Hasto: Laporan Tim Prabowo ke Bawaslu Karena Kalah Debat

Selasa, 19 Februari 2019 | 17:58 WIB
AH
B
Penulis: Aichi Halik | Editor: B1
Sekretaris Tim Kampanye Nasional (TKN) Joko Widodo-KH Maruf Amin, Hasto Kristiyanto membawakan sambutan pada pembekalan terhadap sekitar 3000 relawan di Hotel Mahkota, Genteng Banyuwangi, Banyuwangi, Jatim, Minggu, 27 Januari 2011.
Sekretaris Tim Kampanye Nasional (TKN) Joko Widodo-KH Maruf Amin, Hasto Kristiyanto membawakan sambutan pada pembekalan terhadap sekitar 3000 relawan di Hotel Mahkota, Genteng Banyuwangi, Banyuwangi, Jatim, Minggu, 27 Januari 2011. (Suara Pembaruan/Carlos KY Paath)

Jakarta, Beritasatu.com - Sekretaris Tim Kampanye Nasional Joko Widodo Ma'ruf Amin, Hasto Kristiyanto, mempertanyakan alasan pelaporan calon presiden nomor urut 01 Joko Widodo ke Badan Pengawas Pemilu (Bawaslu).

Hasto menilai, laporan tim Prabowo-Sandiaga tersebut merupakan bagian dari politik kambing hitam karena kalah dalam debat kedua.
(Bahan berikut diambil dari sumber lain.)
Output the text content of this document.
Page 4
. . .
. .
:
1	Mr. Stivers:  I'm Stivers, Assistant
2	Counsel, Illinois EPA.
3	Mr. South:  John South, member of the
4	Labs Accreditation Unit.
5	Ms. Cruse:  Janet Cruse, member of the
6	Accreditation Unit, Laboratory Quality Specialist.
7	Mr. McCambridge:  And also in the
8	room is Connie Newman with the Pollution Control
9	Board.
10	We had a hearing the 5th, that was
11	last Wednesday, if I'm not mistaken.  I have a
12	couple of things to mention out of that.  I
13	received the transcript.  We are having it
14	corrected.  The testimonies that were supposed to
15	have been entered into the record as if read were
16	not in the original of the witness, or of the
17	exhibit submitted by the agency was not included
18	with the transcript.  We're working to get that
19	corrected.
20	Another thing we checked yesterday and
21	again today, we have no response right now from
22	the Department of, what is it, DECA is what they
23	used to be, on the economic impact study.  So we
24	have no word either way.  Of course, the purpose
"Jadi jangan karena kalah dalam persiapan, dalam kapasitas, kemudian dicari politik kambing hitam," kata Hasto di Kantor DPP PDI-P, Jakarta, Selasa (19/2/2019).

"Kalau pak Prabowo menanyakan lebih soft tidak akan muncul persoalan lahan," lanjut Hasto.

Jokowi sebelumnya dilaporkan ke Bawaslu oleh Tim Advokat Indonesia Bergerak (TAIB) atas tuduhan menyerang pribadi Prabowo saat debat kedua.

Hal itu mengacu pada pernyataan Jokowi yang menyebut Prabowo memiliki lahan di Kalimantan Timur sebesar 220.000 hektar dan di Aceh Tengah sebesar 120.000 hektar.

Namun, Hasto menegaskan bahwa pernyataan Jokowi yang menyinggung lahan Prabowo itu bukan serangan personal.

"Ini bukan serangan pribadi tapi ini adalah fakta, dan itulah yang menjadi concern bahwa pesan utamanya Pak Jokowi tidak membuat sebuah kebijakan memberikan lahan-lahan untuk segelintir orang," ucap Hasto.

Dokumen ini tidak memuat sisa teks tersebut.